Fig. 1. Overview of mRNA coding region design for both stability and codon optimality using SARS-CoV-2 spike protein as an example.

a, Due to codon degeneracy and combinatorial explosion, there are around 2.4 × 10⁶³² possible mRNA sequences encoding the spike protein. Enumerating every possible sequence would take around 10⁶¹⁶ billion years. The pink and blue paths represent the wild-type and the optimally stable (lowest free energy) sequences, respectively. nt, nucleotides. b, The secondary structures of wild-type (left) and optimally stable (right) spike mRNAs. The wild-type mRNA is mostly single-stranded and thus prone to degradation in loop regions (red), whereas the optimally stable mRNA is mostly double-stranded. Optimization using LinearDesign takes around 11 min. c, The application of DFA and lattice parsing in computational linguistics (left) and its adaptation to mRNA design (right).
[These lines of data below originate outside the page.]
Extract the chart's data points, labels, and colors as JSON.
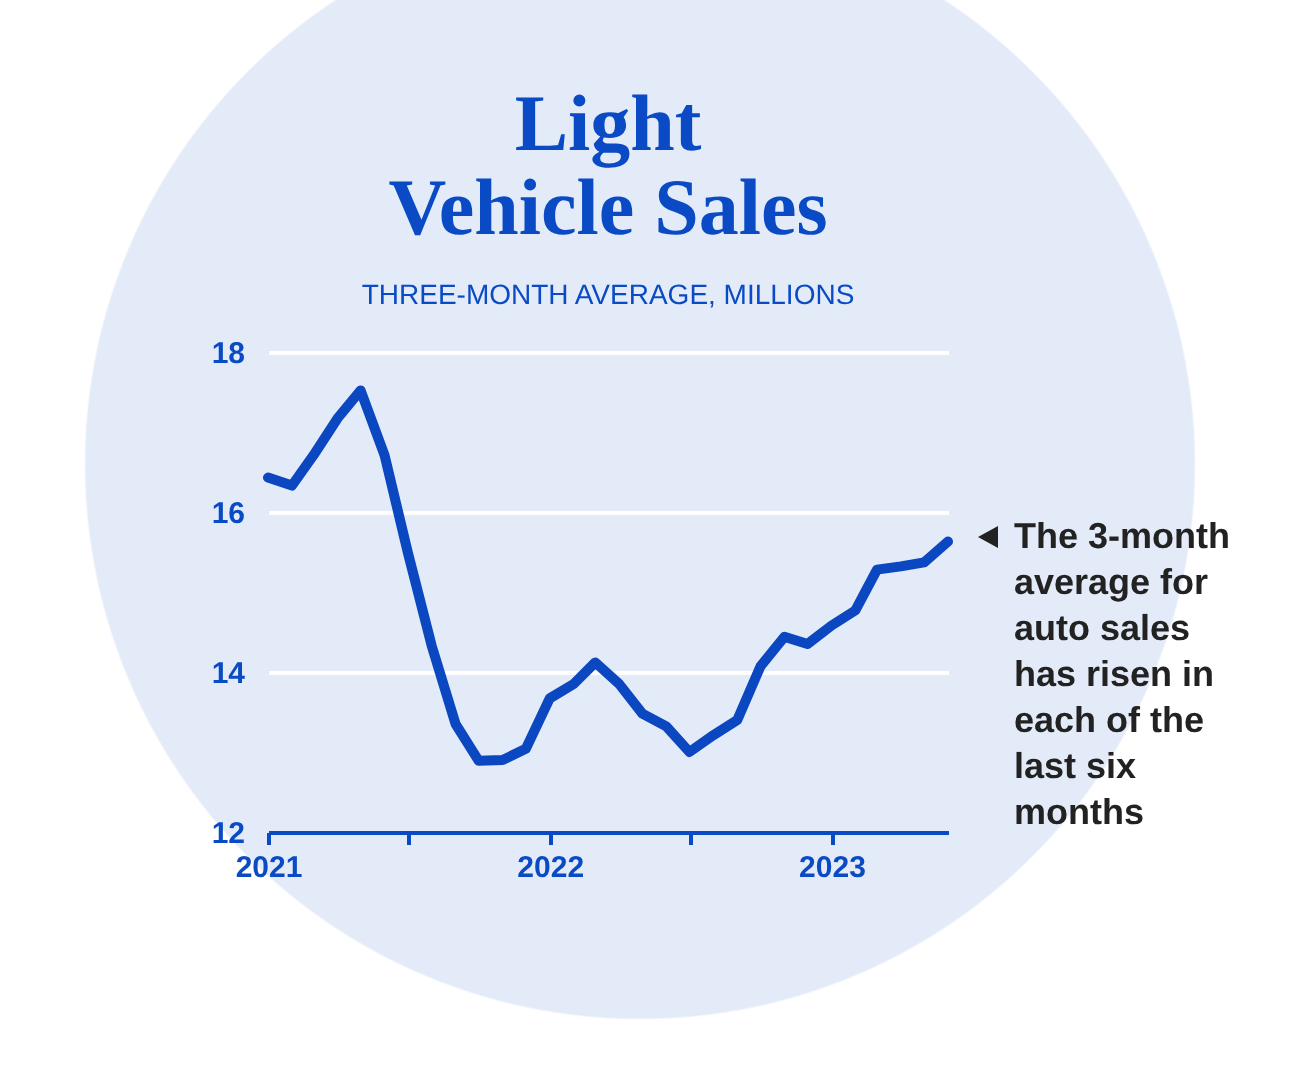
{
  "chart_data": {
    "type": "line",
    "title": "Light Vehicle Sales",
    "subtitle": "THREE-MONTH AVERAGE, MILLIONS",
    "x": [
      "2021-01",
      "2021-02",
      "2021-03",
      "2021-04",
      "2021-05",
      "2021-06",
      "2021-07",
      "2021-08",
      "2021-09",
      "2021-10",
      "2021-11",
      "2021-12",
      "2022-01",
      "2022-02",
      "2022-03",
      "2022-04",
      "2022-05",
      "2022-06",
      "2022-07",
      "2022-08",
      "2022-09",
      "2022-10",
      "2022-11",
      "2022-12",
      "2023-01",
      "2023-02",
      "2023-03",
      "2023-04",
      "2023-05",
      "2023-06"
    ],
    "series": [
      {
        "color": "#0a47c0",
        "values": [
          16.43,
          16.33,
          16.71,
          17.17,
          17.52,
          16.71,
          15.5,
          14.33,
          13.35,
          12.89,
          12.9,
          13.04,
          13.67,
          13.85,
          14.12,
          13.85,
          13.48,
          13.32,
          13.0,
          13.21,
          13.4,
          14.07,
          14.44,
          14.35,
          14.58,
          14.77,
          15.28,
          15.32,
          15.37,
          15.63
        ]
      }
    ],
    "xlim": [
      "2021-01",
      "2023-06"
    ],
    "xticks": [
      "2021",
      {
        "value": "2021-07",
        "label": null
      },
      "2022",
      {
        "value": "2022-07",
        "label": null
      },
      "2023"
    ],
    "ylim": [
      12,
      18
    ],
    "yticks": [
      12,
      14,
      16,
      18
    ],
    "grid": "y",
    "marker": "none",
    "line_style": "solid",
    "annotations": [
      "The 3-month average for auto sales has risen in each of the last six months"
    ]
  }
}
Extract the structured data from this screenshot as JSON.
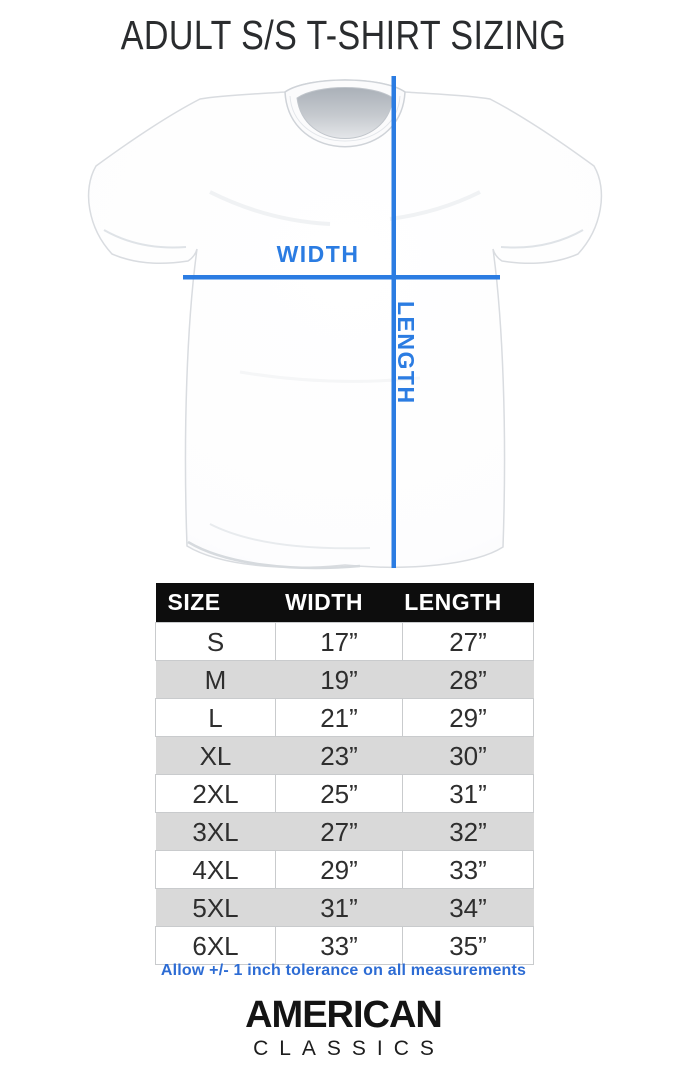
{
  "page_title": "ADULT S/S T-SHIRT SIZING",
  "diagram": {
    "width_label": "WIDTH",
    "length_label": "LENGTH"
  },
  "chart_data": {
    "type": "table",
    "title": "ADULT S/S T-SHIRT SIZING",
    "columns": [
      "SIZE",
      "WIDTH",
      "LENGTH"
    ],
    "rows": [
      {
        "size": "S",
        "width": "17”",
        "length": "27”"
      },
      {
        "size": "M",
        "width": "19”",
        "length": "28”"
      },
      {
        "size": "L",
        "width": "21”",
        "length": "29”"
      },
      {
        "size": "XL",
        "width": "23”",
        "length": "30”"
      },
      {
        "size": "2XL",
        "width": "25”",
        "length": "31”"
      },
      {
        "size": "3XL",
        "width": "27”",
        "length": "32”"
      },
      {
        "size": "4XL",
        "width": "29”",
        "length": "33”"
      },
      {
        "size": "5XL",
        "width": "31”",
        "length": "34”"
      },
      {
        "size": "6XL",
        "width": "33”",
        "length": "35”"
      }
    ]
  },
  "tolerance_note": "Allow +/- 1 inch tolerance on all measurements",
  "brand": {
    "name_top": "AMERICAN",
    "name_bottom": "CLASSICS"
  },
  "colors": {
    "accent_blue": "#2b7ce2",
    "note_blue": "#2d6cd4",
    "table_header_bg": "#0d0d0d",
    "stripe_gray": "#d9d9d9",
    "border_gray": "#c9cbcd",
    "text_dark": "#2e2e2e"
  }
}
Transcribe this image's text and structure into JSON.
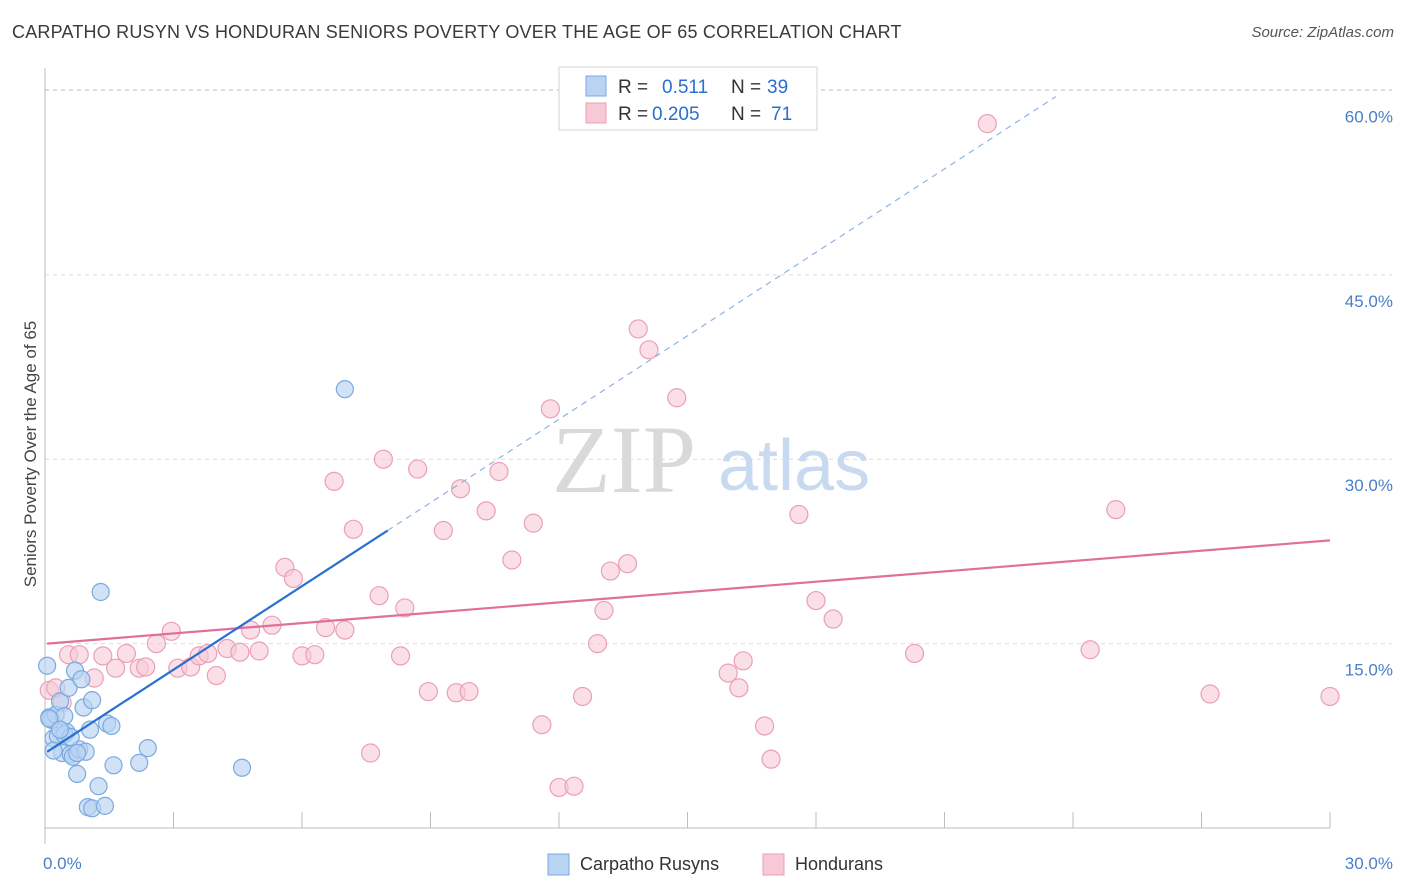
{
  "chart_data": {
    "type": "scatter",
    "title": "CARPATHO RUSYN VS HONDURAN SENIORS POVERTY OVER THE AGE OF 65 CORRELATION CHART",
    "source": "Source: ZipAtlas.com",
    "ylabel": "Seniors Poverty Over the Age of 65",
    "xlim": [
      0,
      30
    ],
    "ylim": [
      0,
      61.5
    ],
    "x_tick_labels": [
      "0.0%",
      "30.0%"
    ],
    "y_ticks": [
      15,
      30,
      45,
      60
    ],
    "y_tick_labels": [
      "15.0%",
      "30.0%",
      "45.0%",
      "60.0%"
    ],
    "watermark": {
      "zip": "ZIP",
      "atlas": "atlas"
    },
    "legend": {
      "rows": [
        {
          "r_label": "R =",
          "r_value": "0.511",
          "n_label": "N =",
          "n_value": "39"
        },
        {
          "r_label": "R =",
          "r_value": "0.205",
          "n_label": "N =",
          "n_value": "71"
        }
      ]
    },
    "series": [
      {
        "name": "Carpatho Rusyns",
        "color": "#7aaae0",
        "fill": "#b9d3f2",
        "trend_color": "#2a6fd0",
        "trend": {
          "x0": 0.05,
          "y0": 6.2,
          "x1": 8.0,
          "y1": 24.2,
          "dash_x1": 23.6,
          "dash_y1": 59.5
        },
        "points": [
          [
            0.05,
            13.2
          ],
          [
            0.1,
            9.0
          ],
          [
            0.15,
            8.8
          ],
          [
            0.2,
            7.3
          ],
          [
            0.25,
            9.2
          ],
          [
            0.3,
            7.5
          ],
          [
            0.35,
            10.3
          ],
          [
            0.4,
            6.1
          ],
          [
            0.45,
            9.1
          ],
          [
            0.5,
            7.8
          ],
          [
            0.55,
            11.4
          ],
          [
            0.6,
            6.0
          ],
          [
            0.65,
            5.8
          ],
          [
            0.7,
            12.8
          ],
          [
            0.75,
            4.4
          ],
          [
            0.8,
            6.4
          ],
          [
            0.85,
            12.1
          ],
          [
            0.9,
            9.8
          ],
          [
            0.95,
            6.2
          ],
          [
            1.0,
            1.7
          ],
          [
            1.05,
            8.0
          ],
          [
            1.1,
            10.4
          ],
          [
            1.1,
            1.6
          ],
          [
            1.25,
            3.4
          ],
          [
            1.3,
            19.2
          ],
          [
            1.4,
            1.8
          ],
          [
            1.45,
            8.5
          ],
          [
            1.55,
            8.3
          ],
          [
            1.6,
            5.1
          ],
          [
            2.2,
            5.3
          ],
          [
            2.4,
            6.5
          ],
          [
            4.6,
            4.9
          ],
          [
            7.0,
            35.7
          ],
          [
            0.1,
            8.9
          ],
          [
            0.45,
            7.6
          ],
          [
            0.2,
            6.3
          ],
          [
            0.6,
            7.4
          ],
          [
            0.75,
            6.1
          ],
          [
            0.35,
            8.0
          ]
        ]
      },
      {
        "name": "Hondurans",
        "color": "#eb9fb6",
        "fill": "#f7c9d7",
        "trend_color": "#e0709a",
        "trend": {
          "x0": 0.05,
          "y0": 15.0,
          "x1": 30.0,
          "y1": 23.4
        },
        "points": [
          [
            0.1,
            11.2
          ],
          [
            0.25,
            11.4
          ],
          [
            0.4,
            10.2
          ],
          [
            0.55,
            14.1
          ],
          [
            0.8,
            14.1
          ],
          [
            1.15,
            12.2
          ],
          [
            1.35,
            14.0
          ],
          [
            1.65,
            13.0
          ],
          [
            1.9,
            14.2
          ],
          [
            2.2,
            13.0
          ],
          [
            2.35,
            13.1
          ],
          [
            2.6,
            15.0
          ],
          [
            2.95,
            16.0
          ],
          [
            3.1,
            13.0
          ],
          [
            3.4,
            13.1
          ],
          [
            3.6,
            14.0
          ],
          [
            3.8,
            14.2
          ],
          [
            4.0,
            12.4
          ],
          [
            4.25,
            14.6
          ],
          [
            4.55,
            14.3
          ],
          [
            4.8,
            16.1
          ],
          [
            5.0,
            14.4
          ],
          [
            5.3,
            16.5
          ],
          [
            5.6,
            21.2
          ],
          [
            5.8,
            20.3
          ],
          [
            6.0,
            14.0
          ],
          [
            6.3,
            14.1
          ],
          [
            6.55,
            16.3
          ],
          [
            6.75,
            28.2
          ],
          [
            7.0,
            16.1
          ],
          [
            7.2,
            24.3
          ],
          [
            7.6,
            6.1
          ],
          [
            7.8,
            18.9
          ],
          [
            7.9,
            30.0
          ],
          [
            8.3,
            14.0
          ],
          [
            8.4,
            17.9
          ],
          [
            8.7,
            29.2
          ],
          [
            8.95,
            11.1
          ],
          [
            9.3,
            24.2
          ],
          [
            9.6,
            11.0
          ],
          [
            9.7,
            27.6
          ],
          [
            9.9,
            11.1
          ],
          [
            10.3,
            25.8
          ],
          [
            10.6,
            29.0
          ],
          [
            10.9,
            21.8
          ],
          [
            11.4,
            24.8
          ],
          [
            11.6,
            8.4
          ],
          [
            11.8,
            34.1
          ],
          [
            12.0,
            3.3
          ],
          [
            12.35,
            3.4
          ],
          [
            12.55,
            10.7
          ],
          [
            12.9,
            15.0
          ],
          [
            13.05,
            17.7
          ],
          [
            13.2,
            20.9
          ],
          [
            13.6,
            21.5
          ],
          [
            13.85,
            40.6
          ],
          [
            14.1,
            38.9
          ],
          [
            14.75,
            35.0
          ],
          [
            15.95,
            12.6
          ],
          [
            16.3,
            13.6
          ],
          [
            16.2,
            11.4
          ],
          [
            16.8,
            8.3
          ],
          [
            16.95,
            5.6
          ],
          [
            17.6,
            25.5
          ],
          [
            18.0,
            18.5
          ],
          [
            18.4,
            17.0
          ],
          [
            20.3,
            14.2
          ],
          [
            22.0,
            57.3
          ],
          [
            24.4,
            14.5
          ],
          [
            25.0,
            25.9
          ],
          [
            27.2,
            10.9
          ]
        ]
      }
    ],
    "extra_points": [
      [
        30.0,
        10.7
      ]
    ]
  }
}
An mRNA DFA (analogous to a word lattice) compactly encodes all mRNA candidates, which are folded simultaneously by lattice parsing to find the optimal mRNA (Fig. 2). d, Two-dimensional visualization of the mRNA design space, with stability (represented by MFE) on the x axis and codon optimality (represented by CAI) on the y axis. The standard mRNA design method of codon optimization improves codon usage (pink arrow) but is unable to explore the high-stability region (left of the dashed line); this standard approach is exemplified by the COVID-19 mRNA vaccine products BNT-162b2 (BioNTech-Pfizer, circle), mRNA-1273 (Moderna, star) and CVnCoV/CV2CoV (CureVac, wedge). LinearDesign jointly optimizes stability and codon optimality (blue curve, with λ being the weight assigned to codon optimality). We selected seven mRNA designs (four (A–D) are shown here) and a codon-optimized baseline (H) for in vitro and in vivo experiments (Fig. 4).